Eager rate limit (#3133)

wild-endeavor · web-flow · commit 57c7c7e72e50 · 2025-02-14T09:45:19.000-08:00
Signed-off-by: Yee Hing Tong &lt;wild-endeavor@users.noreply.github.com&gt;
diff --git a/flytekit/core/worker_queue.py b/flytekit/core/worker_queue.py
@@ -23,6 +23,7 @@
 from flytekit.loggers import developer_logger, logger
 from flytekit.models.common import Labels
 from flytekit.models.core.execution import WorkflowExecutionPhase
+from flytekit.utils.rate_limiter import RateLimiter
 
 if typing.TYPE_CHECKING:
     from flytekit.remote.remote_callable import RemoteEntity
@@ -185,6 +186,7 @@ def __init__(self, remote: FlyteRemote, ss: SerializationSettings, tag: str, roo
         )
         self.__runner_thread.start()
         atexit.register(self._close, stopping_condition=self.stopping_condition, runner=self.__runner_thread)

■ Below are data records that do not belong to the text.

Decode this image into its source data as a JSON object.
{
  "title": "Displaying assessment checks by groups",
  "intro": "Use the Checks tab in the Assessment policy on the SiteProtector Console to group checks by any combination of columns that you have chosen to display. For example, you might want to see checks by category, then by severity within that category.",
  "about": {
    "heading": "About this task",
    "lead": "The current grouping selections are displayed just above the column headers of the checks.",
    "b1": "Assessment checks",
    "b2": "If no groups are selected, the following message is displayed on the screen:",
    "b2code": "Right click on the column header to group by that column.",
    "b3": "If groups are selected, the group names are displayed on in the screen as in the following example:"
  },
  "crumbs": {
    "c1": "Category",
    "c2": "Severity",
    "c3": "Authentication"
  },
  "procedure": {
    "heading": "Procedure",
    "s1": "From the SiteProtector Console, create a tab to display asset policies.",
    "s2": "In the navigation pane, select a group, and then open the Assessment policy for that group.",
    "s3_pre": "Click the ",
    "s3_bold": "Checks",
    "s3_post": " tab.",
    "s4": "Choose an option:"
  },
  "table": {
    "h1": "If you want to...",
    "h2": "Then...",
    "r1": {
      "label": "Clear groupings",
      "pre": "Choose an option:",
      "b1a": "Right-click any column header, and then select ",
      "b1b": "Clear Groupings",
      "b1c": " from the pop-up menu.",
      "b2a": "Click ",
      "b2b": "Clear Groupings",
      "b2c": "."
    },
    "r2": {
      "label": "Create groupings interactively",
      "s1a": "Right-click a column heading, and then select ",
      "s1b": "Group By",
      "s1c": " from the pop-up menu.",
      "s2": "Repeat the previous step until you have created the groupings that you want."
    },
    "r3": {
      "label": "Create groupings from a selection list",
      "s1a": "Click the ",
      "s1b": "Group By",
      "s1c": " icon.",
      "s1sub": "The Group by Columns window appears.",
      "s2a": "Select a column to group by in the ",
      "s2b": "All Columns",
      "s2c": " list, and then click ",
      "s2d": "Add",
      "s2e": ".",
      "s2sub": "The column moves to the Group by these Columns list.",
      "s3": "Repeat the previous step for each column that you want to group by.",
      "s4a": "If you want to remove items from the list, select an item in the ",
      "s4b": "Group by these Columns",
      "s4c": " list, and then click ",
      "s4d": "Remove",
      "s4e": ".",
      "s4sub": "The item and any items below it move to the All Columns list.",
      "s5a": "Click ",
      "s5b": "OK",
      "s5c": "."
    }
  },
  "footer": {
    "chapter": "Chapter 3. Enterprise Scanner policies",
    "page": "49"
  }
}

+        self.rate_limiter = RateLimiter(rpm=60)
 
         # Executions should be tracked in the following way:
         #  a) you should be able to list by label, all executions generated by the current eager task,
@@ -219,7 +221,7 @@ def reconcile_one(self, update: Update):
         try:
             item = update.work_item
             if item.wf_exec is None:
-                logger.warning(f"reconcile should launch for {id(item)} entity name: {item.entity.name}")
+                logger.info(f"reconcile should launch for {id(item)} entity name: {item.entity.name}")
                 wf_exec = self.launch_execution(update.work_item, update.idx)
                 update.wf_exec = wf_exec
                 # Set this to running even if the launched execution was a re-run and already succeeded.
@@ -355,7 +357,7 @@ def get_execution_name(self, entity: RunnableEntity, idx: int, input_kwargs: dic
 
     def launch_execution(self, wi: WorkItem, idx: int) -> FlyteWorkflowExecution:
         """This function launches executions."""
-        logger.warning(f"Launching execution for {wi.entity.name} {idx=} with {wi.input_kwargs}")
+        logger.info(f"Launching execution for {wi.entity.name} {idx=} with {wi.input_kwargs}")
         if wi.result is None and wi.error is None:
             l = self.get_labels()
             e = self.get_env()
@@ -370,6 +372,7 @@ def launch_execution(self, wi: WorkItem, idx: int) -> FlyteWorkflowExecution:
                 assert self.ss.version
                 version = self.ss.version
 
+            self.rate_limiter.sync_acquire()
             # todo: if the execution already exists, remote.execute will return that execution. in the future
             #  we can add input checking to make sure the inputs are indeed a match.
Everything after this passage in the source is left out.